Déjà le 12 du mois de juin, le Sultan Malek el-Ashraf fit à Damas une entrée triomphale extraordinairement brillante après cette campagne si sanglante pour les siens, mais écrasante pour les chrétiens. D’après certaines sources, la prise d’Acre avait coûté soixante mille morts aux Sarrasins, dont plus de cent émirs, auxquels on rendit les plus grands honneurs funéraires. Les rues de la capitale syrienne étaient tapissées des plus belles étoffes sur le passage du cortège. Tous les habitans des campagnes étaient accourus pour admirer ce spectacle extraordinaire. La foule était prodigieuse sous un ciel de feu. On portait devant le Sultan des bannières chrétiennes la pointe en bas, et, fichées sur la pointe des lances, les têtes des principaux chefs francs, tandis que les captifs suivaient, liés par des cordes sur leurs chevaux de guerre.

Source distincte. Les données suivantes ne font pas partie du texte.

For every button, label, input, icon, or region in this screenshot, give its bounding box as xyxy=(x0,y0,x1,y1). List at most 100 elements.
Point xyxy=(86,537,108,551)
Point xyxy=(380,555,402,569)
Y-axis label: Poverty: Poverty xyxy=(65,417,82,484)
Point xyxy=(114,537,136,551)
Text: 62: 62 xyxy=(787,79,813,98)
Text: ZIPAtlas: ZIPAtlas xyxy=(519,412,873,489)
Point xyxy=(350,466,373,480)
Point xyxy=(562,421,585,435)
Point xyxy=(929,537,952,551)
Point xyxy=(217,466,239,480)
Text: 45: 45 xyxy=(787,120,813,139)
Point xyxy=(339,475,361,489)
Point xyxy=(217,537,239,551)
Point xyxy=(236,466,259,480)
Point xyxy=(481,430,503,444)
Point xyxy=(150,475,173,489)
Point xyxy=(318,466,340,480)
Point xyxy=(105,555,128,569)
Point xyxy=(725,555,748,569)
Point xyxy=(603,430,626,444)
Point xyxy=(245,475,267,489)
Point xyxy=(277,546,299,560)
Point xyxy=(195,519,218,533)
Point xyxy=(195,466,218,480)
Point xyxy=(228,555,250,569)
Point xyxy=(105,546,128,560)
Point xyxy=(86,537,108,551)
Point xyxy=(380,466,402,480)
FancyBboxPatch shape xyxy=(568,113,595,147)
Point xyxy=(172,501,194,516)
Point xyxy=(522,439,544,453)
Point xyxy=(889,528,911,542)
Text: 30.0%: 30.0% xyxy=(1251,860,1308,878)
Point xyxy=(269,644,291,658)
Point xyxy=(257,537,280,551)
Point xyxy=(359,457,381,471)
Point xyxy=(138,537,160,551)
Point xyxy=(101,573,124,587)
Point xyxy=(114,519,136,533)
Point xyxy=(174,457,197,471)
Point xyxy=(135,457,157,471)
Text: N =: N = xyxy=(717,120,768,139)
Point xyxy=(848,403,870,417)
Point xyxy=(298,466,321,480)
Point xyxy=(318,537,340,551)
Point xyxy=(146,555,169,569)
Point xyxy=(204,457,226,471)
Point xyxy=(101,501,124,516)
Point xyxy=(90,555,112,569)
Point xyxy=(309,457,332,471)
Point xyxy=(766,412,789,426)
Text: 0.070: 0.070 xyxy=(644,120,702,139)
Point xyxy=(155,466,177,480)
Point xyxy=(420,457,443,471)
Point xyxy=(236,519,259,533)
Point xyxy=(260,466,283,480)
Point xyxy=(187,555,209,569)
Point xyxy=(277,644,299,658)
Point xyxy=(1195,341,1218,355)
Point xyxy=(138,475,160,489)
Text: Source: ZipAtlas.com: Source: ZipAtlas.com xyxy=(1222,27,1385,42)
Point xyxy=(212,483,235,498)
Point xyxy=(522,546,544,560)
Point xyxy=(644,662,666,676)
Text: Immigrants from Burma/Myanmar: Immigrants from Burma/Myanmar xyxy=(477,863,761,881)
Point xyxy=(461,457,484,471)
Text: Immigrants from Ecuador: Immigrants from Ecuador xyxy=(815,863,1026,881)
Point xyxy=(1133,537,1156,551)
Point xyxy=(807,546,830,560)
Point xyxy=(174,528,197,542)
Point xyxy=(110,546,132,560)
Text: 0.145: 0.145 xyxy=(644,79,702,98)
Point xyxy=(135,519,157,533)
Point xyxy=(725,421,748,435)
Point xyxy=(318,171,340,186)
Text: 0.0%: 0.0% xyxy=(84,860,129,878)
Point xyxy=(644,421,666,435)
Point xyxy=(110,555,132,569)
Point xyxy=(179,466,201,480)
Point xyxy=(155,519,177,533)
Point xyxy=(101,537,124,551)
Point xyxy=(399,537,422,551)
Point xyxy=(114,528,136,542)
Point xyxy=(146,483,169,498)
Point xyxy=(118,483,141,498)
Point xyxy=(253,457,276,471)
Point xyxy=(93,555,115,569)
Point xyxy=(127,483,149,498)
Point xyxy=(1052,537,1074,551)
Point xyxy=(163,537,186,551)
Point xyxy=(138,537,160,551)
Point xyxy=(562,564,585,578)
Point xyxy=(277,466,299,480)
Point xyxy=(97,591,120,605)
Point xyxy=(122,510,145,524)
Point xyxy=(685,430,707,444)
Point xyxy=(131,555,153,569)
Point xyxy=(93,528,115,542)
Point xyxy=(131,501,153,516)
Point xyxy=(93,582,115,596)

Après avoir consacré la plus grande partie de l’immense butin conquis à Acre à des fondations pieuses, à la construction et à l’entretien de coûteux monumens funéraires, de la chapelle sépulcrale de son père, de celle aussi qu’il se faisait bâtir pour lui-même, après avoir attendu à Damas environ un mois que ses troupes eussent achevé d’occuper les dernières cités chrétiennes du littoral, le Sultan repartit pour sa splendide capitale du Kaire où il entra en pompe encore plus brillante vers la mi-juillet, au milieu d’un immense concours. « Toute l’Egypte, dit Abou’l Mahaçen, était accourue pour prendre part à ce spectacle. »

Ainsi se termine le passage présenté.